John Costa

The photo of the woman at the top of page A1 of last Sunday’s Bulletin was, at first glance, beguiling.

But after reading her story, it became haunting.

“Alysha Sarai Colvin, 37, was taking pottery classes and loved to cook. She painted watercolor landscapes and enjoyed camping and swimming. She was most comfortable outdoors and felt a deep connection to the earth.”

That was the lead line of the story that Bulletin reporter Shelby King wrote, a story whose headline read, “Body Found in Pioneer Park identified as suicide victim.”

The story described a woman who could not stop drinking, who threatened suicide, who was arrested for intoxication multiple times, who was well-known to police, who was in and out of treatment programs and whose arraignment on her latest DUII was scheduled for the day she was found dead of a gunshot wound to the head in a public park.

And, with her number of DUII’s, she now faced serious jail time.

“Alysha had the ability to light up a room and make people feel like her smile was all she needed,” her cousin, Gabrielle Stevens, told The Bulletin.

It’s the same smile in the published photo.

Since that story and photo ran, several readers have asked why The Bulletin would describe the death as a suicide and identify the victim.

They are very good questions, for which, I think, there are good answers.

Tragically, there are many suicides in the communities we cover.

Each one is, in its own way, unique and hard to understand. And yet each, regardless of the reasons, is a tragedy.

To our way of thinking, each should remain as private as the personal torment that drives someone to such a desperate solution.

Alysha, however, chose a public forum.

She killed herself in a public park where people sit by the river, walk and have picnics.

And then, in full view of anyone passing by, the police arrived to investigate.

That, a suicide in public, met one of our guidelines.

It is impossible and irresponsible not to tell the public that this was not a murder.

A private suicide of a private person, which she was, would not be reported.

On the other hand, the suicide of a public figure has a better chance of being reported, whether in private or not, the reasoning being that this person’s loss impacts the community at large.

In Alysha’s case, her naming came at the instigation of her family, which believed that telling her story was an important tale for all to read.

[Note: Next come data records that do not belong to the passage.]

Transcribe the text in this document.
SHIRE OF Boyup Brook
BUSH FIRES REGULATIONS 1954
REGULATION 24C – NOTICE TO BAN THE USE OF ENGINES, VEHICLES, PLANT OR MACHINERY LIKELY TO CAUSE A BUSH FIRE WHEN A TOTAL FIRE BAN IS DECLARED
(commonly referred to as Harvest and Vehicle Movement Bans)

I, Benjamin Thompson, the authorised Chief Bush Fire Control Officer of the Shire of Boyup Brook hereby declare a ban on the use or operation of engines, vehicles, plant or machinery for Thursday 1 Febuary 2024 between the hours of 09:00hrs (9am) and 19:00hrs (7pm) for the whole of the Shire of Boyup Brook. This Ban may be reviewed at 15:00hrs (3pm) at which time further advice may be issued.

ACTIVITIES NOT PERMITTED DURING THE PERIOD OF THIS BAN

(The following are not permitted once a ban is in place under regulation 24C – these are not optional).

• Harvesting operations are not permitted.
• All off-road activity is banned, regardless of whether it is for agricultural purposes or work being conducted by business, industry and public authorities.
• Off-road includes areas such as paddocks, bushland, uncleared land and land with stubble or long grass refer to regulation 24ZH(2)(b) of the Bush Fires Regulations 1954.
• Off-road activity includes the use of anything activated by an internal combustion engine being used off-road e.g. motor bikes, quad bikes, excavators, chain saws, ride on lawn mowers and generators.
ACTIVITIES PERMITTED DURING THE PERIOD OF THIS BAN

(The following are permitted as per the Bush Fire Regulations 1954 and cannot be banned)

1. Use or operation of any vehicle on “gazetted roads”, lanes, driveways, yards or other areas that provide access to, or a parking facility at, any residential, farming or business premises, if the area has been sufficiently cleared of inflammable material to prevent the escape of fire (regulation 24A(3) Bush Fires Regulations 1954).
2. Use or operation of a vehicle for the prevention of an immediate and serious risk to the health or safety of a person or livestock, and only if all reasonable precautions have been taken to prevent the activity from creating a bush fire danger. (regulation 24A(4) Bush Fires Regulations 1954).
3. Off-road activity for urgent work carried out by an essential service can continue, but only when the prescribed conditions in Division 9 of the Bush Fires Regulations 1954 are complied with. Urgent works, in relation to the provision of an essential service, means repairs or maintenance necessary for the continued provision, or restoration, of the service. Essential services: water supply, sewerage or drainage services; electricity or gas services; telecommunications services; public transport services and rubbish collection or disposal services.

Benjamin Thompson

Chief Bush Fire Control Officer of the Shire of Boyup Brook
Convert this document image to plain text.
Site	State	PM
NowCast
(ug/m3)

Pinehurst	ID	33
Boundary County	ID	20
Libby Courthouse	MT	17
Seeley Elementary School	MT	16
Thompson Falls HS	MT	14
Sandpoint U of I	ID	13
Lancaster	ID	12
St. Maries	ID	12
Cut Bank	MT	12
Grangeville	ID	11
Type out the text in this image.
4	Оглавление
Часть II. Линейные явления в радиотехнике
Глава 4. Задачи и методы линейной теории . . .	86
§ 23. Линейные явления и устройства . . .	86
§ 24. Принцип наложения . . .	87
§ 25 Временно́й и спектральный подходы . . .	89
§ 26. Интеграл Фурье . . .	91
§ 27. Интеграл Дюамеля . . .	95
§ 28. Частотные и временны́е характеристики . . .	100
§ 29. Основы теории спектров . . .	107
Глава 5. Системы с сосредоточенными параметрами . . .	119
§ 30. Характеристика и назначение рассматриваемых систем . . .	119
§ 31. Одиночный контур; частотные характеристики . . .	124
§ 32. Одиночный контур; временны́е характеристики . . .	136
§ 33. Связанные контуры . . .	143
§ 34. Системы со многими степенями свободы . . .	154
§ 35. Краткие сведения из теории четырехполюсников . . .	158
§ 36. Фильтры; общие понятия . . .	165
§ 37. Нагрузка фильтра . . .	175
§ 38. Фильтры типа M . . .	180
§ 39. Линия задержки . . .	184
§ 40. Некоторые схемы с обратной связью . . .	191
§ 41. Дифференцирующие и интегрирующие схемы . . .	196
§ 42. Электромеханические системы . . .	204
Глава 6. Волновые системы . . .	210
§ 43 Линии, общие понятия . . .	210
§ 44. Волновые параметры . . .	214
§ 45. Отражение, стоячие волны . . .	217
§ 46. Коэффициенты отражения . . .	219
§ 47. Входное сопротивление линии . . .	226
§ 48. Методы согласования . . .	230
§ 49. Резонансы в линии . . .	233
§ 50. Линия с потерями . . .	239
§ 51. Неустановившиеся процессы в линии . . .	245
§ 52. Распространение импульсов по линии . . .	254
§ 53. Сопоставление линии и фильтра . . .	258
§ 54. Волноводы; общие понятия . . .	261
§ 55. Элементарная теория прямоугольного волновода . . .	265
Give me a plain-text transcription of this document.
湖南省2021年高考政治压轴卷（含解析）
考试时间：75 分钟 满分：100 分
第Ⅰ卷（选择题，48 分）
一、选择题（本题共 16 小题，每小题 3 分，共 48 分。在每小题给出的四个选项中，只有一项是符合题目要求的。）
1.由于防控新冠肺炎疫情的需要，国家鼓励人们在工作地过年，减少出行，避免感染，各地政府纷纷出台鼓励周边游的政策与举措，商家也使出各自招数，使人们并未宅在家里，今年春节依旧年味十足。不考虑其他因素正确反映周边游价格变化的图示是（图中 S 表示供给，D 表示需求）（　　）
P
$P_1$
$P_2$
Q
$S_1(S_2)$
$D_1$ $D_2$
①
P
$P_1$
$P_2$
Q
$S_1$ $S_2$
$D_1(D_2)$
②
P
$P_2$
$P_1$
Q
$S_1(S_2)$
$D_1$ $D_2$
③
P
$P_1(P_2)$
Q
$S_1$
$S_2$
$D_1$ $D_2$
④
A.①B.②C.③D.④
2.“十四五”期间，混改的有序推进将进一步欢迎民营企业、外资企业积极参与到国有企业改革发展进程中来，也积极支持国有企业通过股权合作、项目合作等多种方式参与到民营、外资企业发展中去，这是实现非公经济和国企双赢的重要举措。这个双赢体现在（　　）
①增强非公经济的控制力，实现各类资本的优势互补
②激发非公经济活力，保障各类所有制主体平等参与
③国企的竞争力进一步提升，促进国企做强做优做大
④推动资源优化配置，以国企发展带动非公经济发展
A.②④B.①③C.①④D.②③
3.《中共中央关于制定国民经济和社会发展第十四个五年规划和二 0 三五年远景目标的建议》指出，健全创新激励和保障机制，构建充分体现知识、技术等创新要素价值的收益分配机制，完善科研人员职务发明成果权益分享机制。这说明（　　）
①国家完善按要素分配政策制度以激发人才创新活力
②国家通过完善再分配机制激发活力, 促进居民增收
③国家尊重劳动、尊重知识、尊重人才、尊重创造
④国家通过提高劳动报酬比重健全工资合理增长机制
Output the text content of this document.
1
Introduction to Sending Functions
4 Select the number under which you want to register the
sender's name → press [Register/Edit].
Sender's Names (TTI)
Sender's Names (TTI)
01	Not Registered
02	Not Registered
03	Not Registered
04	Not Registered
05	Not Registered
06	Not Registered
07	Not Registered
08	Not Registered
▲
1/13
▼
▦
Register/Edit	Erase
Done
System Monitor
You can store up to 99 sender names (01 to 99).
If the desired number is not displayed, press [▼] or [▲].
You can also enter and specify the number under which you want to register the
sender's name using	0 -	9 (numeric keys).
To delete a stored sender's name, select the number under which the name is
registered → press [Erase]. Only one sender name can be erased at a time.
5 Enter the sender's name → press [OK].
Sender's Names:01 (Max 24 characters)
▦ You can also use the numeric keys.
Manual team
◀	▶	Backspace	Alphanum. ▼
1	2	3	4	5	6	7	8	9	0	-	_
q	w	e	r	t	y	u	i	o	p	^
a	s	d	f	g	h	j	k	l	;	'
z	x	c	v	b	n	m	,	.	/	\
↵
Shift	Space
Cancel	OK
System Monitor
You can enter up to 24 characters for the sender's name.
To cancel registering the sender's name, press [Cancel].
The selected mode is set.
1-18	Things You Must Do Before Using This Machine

To their great credit, they wanted to put a face on someone who challenged the community’s capacity to help, or not.

And from the community’s perspective, the story provided a venue for friends, acquaintances, police and other organizations to describe what they can do and what, just as importantly, they can’t do.

At the stage that Alysha was in, the social wreckage was likely very great, Dennis Crowell, a program director at BestCare Treatment Services in Redmond, told our reporter.

And Bend Police Capt. Cory Darling pointed out that they cannot just yank someone out of their home unless the person is an immediate danger to himself or herself or someone else.

It is heart rending for anyone touched by the situation.

But as Alysha’s mom, Naomi Cummings, said, “I think depression and addiction affects so many people’s lives. The only way to keep it from happening is to be open and not hide it.”